Pero, ante esta eventualidad, se presenta una grave omisión porque la anterior Corte de conjueces designada durante el final del gobierno de Carlos Menem, entre los que se encontraban los abogados Jorge Anzorreguy, Fernando Archimbald y Jorge de la Rúa, caducó su mandato el pasado 30 de setiembre. En tanto, la nueva Corte de conjueces propuesta por Eduardo Duhalde -encabezada por Carlos León Arslanian, Ricardo Gil Lavedra, Alberto García Lema, entre otros abogados de fuerte presencia política y mediáticaaún no fue aprobada por el Senado.

•Compromiso

La procedencia de quienes integrarán el máximo tribunal es de vital importancia para proyectar el pronunciamiento de la Corte porque -hasta ahora-no hay una sola cámara que se haya pronunciado a favor del «corralito» financiero o de la pesificación. «Sólo un fuerte compromiso político podría torcer la mayoría de 4 a 3 en contra de la pesificación», se chicaneó en la Corte.

Esta primera minoría -Julio Nazareno, Eduardo Moliné O'Connor, Guillermo López y Adolfo Vázquez-sufrió la deserción de Antonio Boggiano, quien, luego de algunos forcejeos intelectuales con sus -hasta ese momento-compañeros de ruta, se inclinó por escuchar los argumentos de Roberto Lavagna para que no se voltee la pesificación, que podría agravar seriamente a la economía. Augusto Belluscio -que en los últimos tiempos también viene acompañando a la posición de la denominada «mayoría automática»- también creyó conveniente escuchar las argumentaciones del gobierno en defensa de sus medidas económicas.

•Expectativa

Así, junto con Carlos Fayt, se opuso a que se dolarice el plazo fijo contraído por Antonio Acerbo por u$s 1.000.000 con el Banco de Chubut y el depósito judicial por $ 180.000 que debe pagar el gobierno de Río Negro a Ciro Saber, un menor de San Carlos de Bariloche que reclama una indemnización por la muerte de su madre a raíz de un accidente de aviación con la empresa estatal rionegrina.
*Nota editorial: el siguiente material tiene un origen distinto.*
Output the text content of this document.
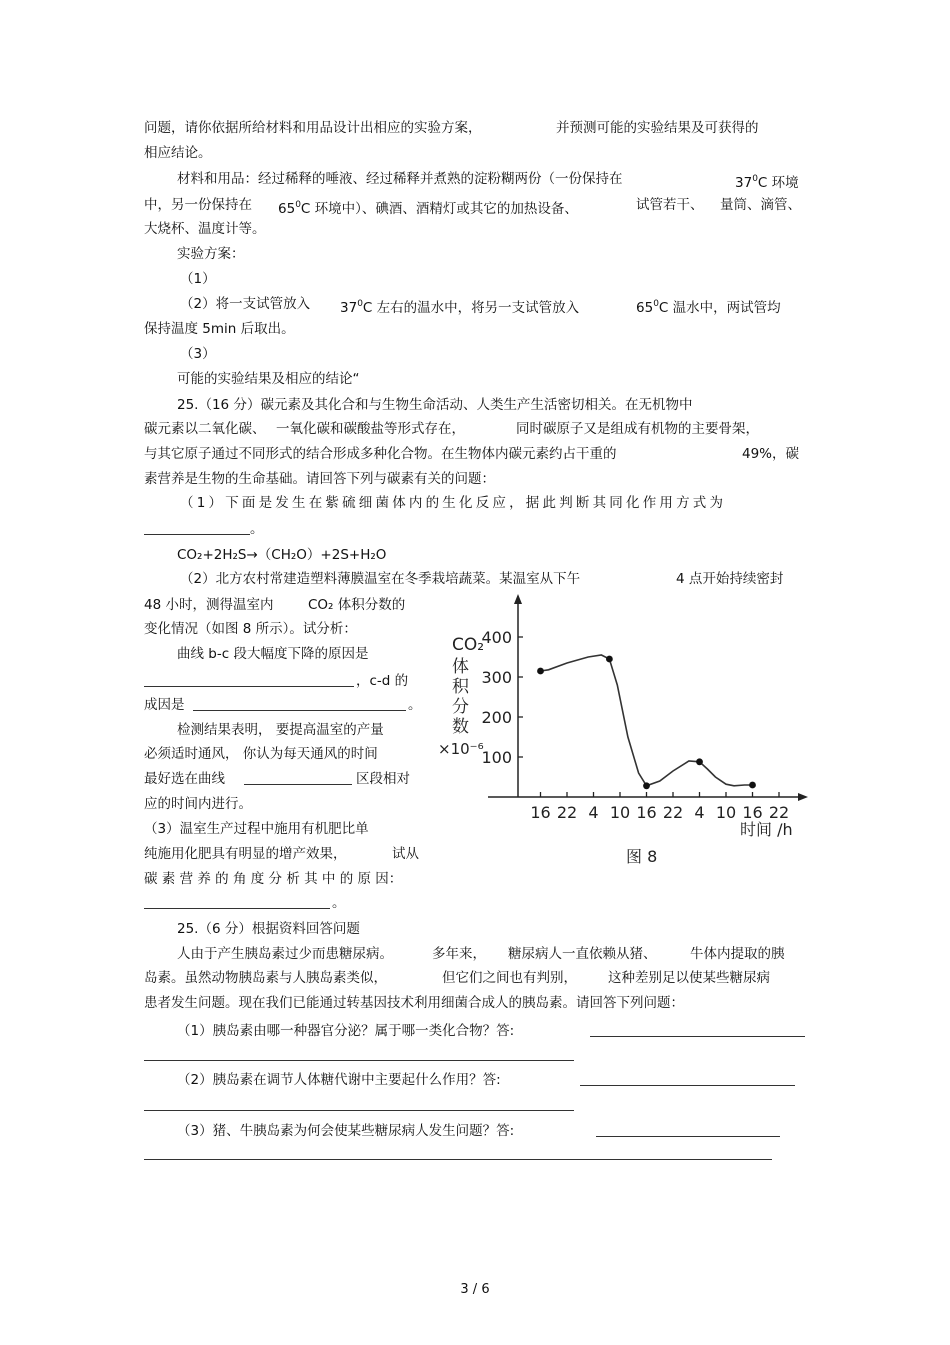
问题，请你依据所给材料和用品设计出相应的实验方案，	并预测可能的实验结果及可获得的
相应结论。
材料和用品：经过稀释的唾液、经过稀释并煮熟的淀粉糊两份（一份保持在	$37^0C$ 环境
中，另一份保持在 $65^0C$ 环境中）、碘酒、酒精灯或其它的加热设备、	试管若干、 量筒、滴管、
大烧杯、温度计等。
实验方案：
（1）
（2）将一支试管放入 $37^0C$ 左右的温水中，将另一支试管放入	$65^0C$ 温水中，两试管均
保持温度 5min 后取出。
（3）
可能的实验结果及相应的结论“
25.（16 分）碳元素及其化合和与生物生命活动、人类生产生活密切相关。在无机物中
碳元素以二氧化碳、 一氧化碳和碳酸盐等形式存在，	同时碳原子又是组成有机物的主要骨架，
与其它原子通过不同形式的结合形成多种化合物。在生物体内碳元素约占干重的	49%，碳
素营养是生物的生命基础。请回答下列与碳素有关的问题：
（1）下面是发生在紫硫细菌体内的生化反应，据此判断其同化作用方式为
。
CO₂+2H₂S→（CH₂O）+2S+H₂O
（2）北方农村常建造塑料薄膜温室在冬季栽培蔬菜。某温室从下午	4 点开始持续密封
48 小时，测得温室内	CO₂ 体积分数的
变化情况（如图 8 所示）。试分析：
曲线 b-c 段大幅度下降的原因是
，c-d 的
成因是	。
检测结果表明， 要提高温室的产量
必须适时通风， 你认为每天通风的时间
最好选在曲线	区段相对
应的时间内进行。
（3）温室生产过程中施用有机肥比单
纯施用化肥具有明显的增产效果，	试从
碳 素 营 养 的 角 度 分 析 其 中 的 原 因：
。
100
200
300
400
16 22 4 10 16 22 4 10 16 22
CO₂
体
积
分
数
×10⁻⁶
时间 /h
图 8
25.（6 分）根据资料回答问题
人由于产生胰岛素过少而患糖尿病。	多年来， 糖尿病人一直依赖从猪、 牛体内提取的胰
岛素。虽然动物胰岛素与人胰岛素类似，	但它们之间也有判别， 这种差别足以使某些糖尿病
患者发生问题。现在我们已能通过转基因技术利用细菌合成人的胰岛素。请回答下列问题：
（1）胰岛素由哪一种器官分泌？属于哪一类化合物？答:
（2）胰岛素在调节人体糖代谢中主要起什么作用？答:
（3）猪、牛胰岛素为何会使某些糖尿病人发生问题？答:
3 / 6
Este último caso es el que provoca mayor expectativa, porque se trata de una deuda en pesos que la Justicia falló a favor de un acreedor antes de la devaluación de Eduardo Duhalde. En este caso, el criterio de los cuatro jueces supremos sería el de considerar el peso convertible en el mismo nivel que el dólar para mantener su poder adquisitivo. Ese razonamiento por parte de algunos ministros judiciales surge a partir de la aplicación del concepto que no se puede permitir el deterioro patrimonial de las personas y la defensa a ultranza del derecho a la propiedad, base del sistema jurídico de la economía de libre mercado.

Por eso, se trata de aplicar lo que se denomina la teoría de la imprevisión para no provocar un daño mayor a la economía y, al mismo tiempo, no vulnerar las garantías que consagra el artículo 17 de la Constitución. Pero, en ese concepto, los jueces están preocupados por el efecto práctico que una despesificación general traerá sobre la economía.
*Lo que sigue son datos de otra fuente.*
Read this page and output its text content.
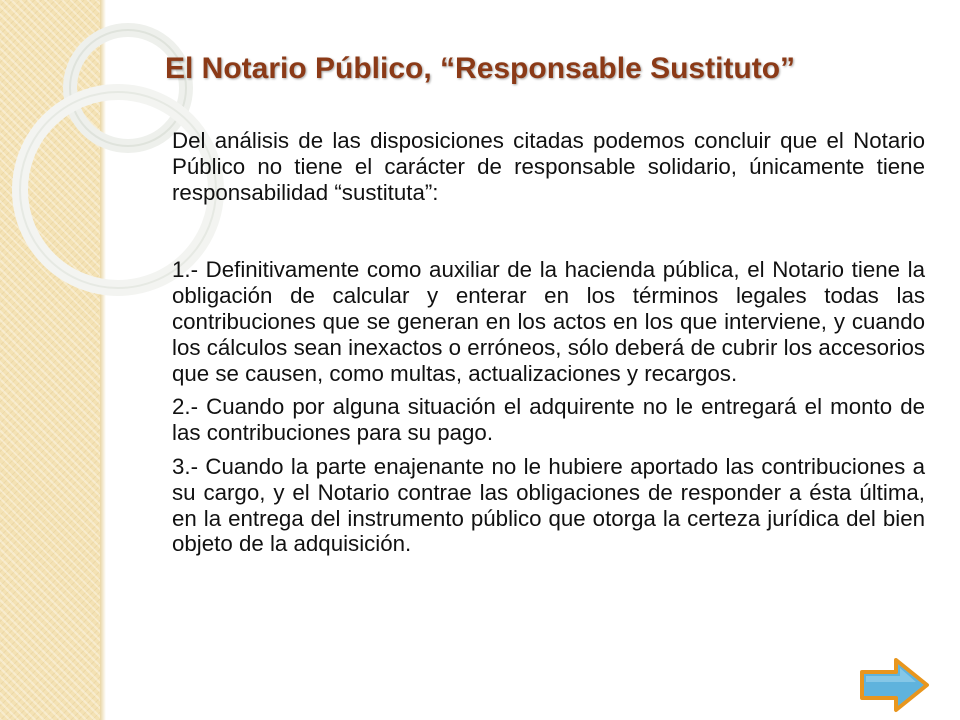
El Notario Público, “Responsable Sustituto”

Del análisis de las disposiciones citadas podemos concluir que el Notario Público no tiene el carácter de responsable solidario, únicamente tiene responsabilidad “sustituta”:

1.- Definitivamente como auxiliar de la hacienda pública, el Notario tiene la obligación de calcular y enterar en los términos legales todas las contribuciones que se generan en los actos en los que interviene, y cuando los cálculos sean inexactos o erróneos, sólo deberá de cubrir los accesorios que se causen, como multas, actualizaciones y recargos.

2.- Cuando por alguna situación el adquirente no le entregará el monto de las contribuciones para su pago.

3.- Cuando la parte enajenante no le hubiere aportado las contribuciones a su cargo, y el Notario contrae las obligaciones de responder a ésta última, en la entrega del instrumento público que otorga la certeza jurídica del bien objeto de la adquisición.
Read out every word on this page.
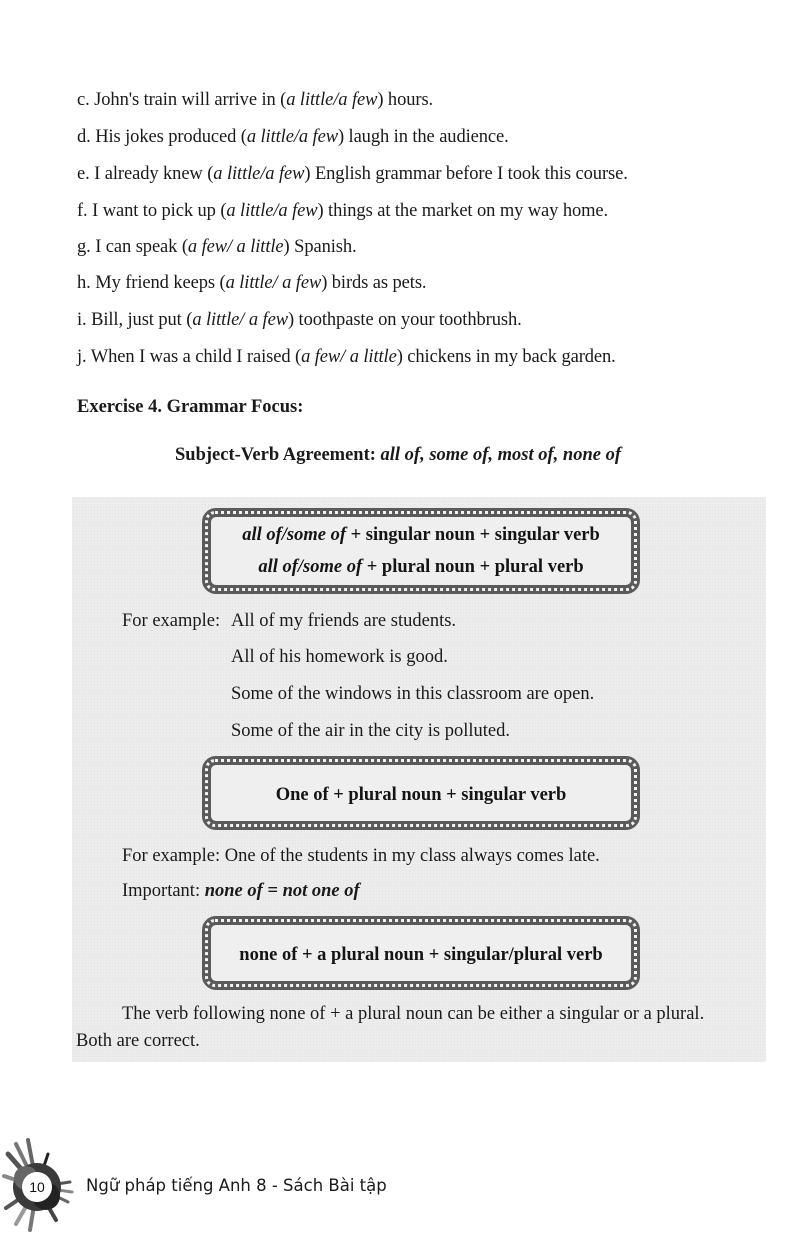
c. John's train will arrive in (a little/a few) hours.
d. His jokes produced (a little/a few) laugh in the audience.
e. I already knew (a little/a few) English grammar before I took this course.
f. I want to pick up (a little/a few) things at the market on my way home.
g. I can speak (a few/ a little) Spanish.
h. My friend keeps (a little/ a few) birds as pets.
i. Bill, just put (a little/ a few) toothpaste on your toothbrush.
j. When I was a child I raised (a few/ a little) chickens in my back garden.
Exercise 4. Grammar Focus:
Subject-Verb Agreement: all of, some of, most of, none of
all of/some of + singular noun + singular verb
all of/some of + plural noun + plural verb
For example: All of my friends are students.
All of his homework is good.
Some of the windows in this classroom are open.
Some of the air in the city is polluted.
One of + plural noun + singular verb
For example: One of the students in my class always comes late.
Important: none of = not one of
none of + a plural noun + singular/plural verb
The verb following none of + a plural noun can be either a singular or a plural.
Both are correct.
10	Ngữ pháp tiếng Anh 8 - Sách Bài tập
Porque, así como hay acreedores financieros perjudicados, existe una cantidad similar de deudores beneficiados. Por ello, se tratará de buscar sistemas de compensaciones como viene anticipando este diario: dolarizar acreencias, pero sin la exigencia de ser pagadas ahora y, al mismo tiempo, mantener la pesificación para las deudas tanto a los bancos como a financieras, economías o cualquier otro prestatario. Las descompensaciones para unos y otros deberán ser atendidas por el gobierno, a quien considera el responsable jurídico de las discutidas medidas económicas.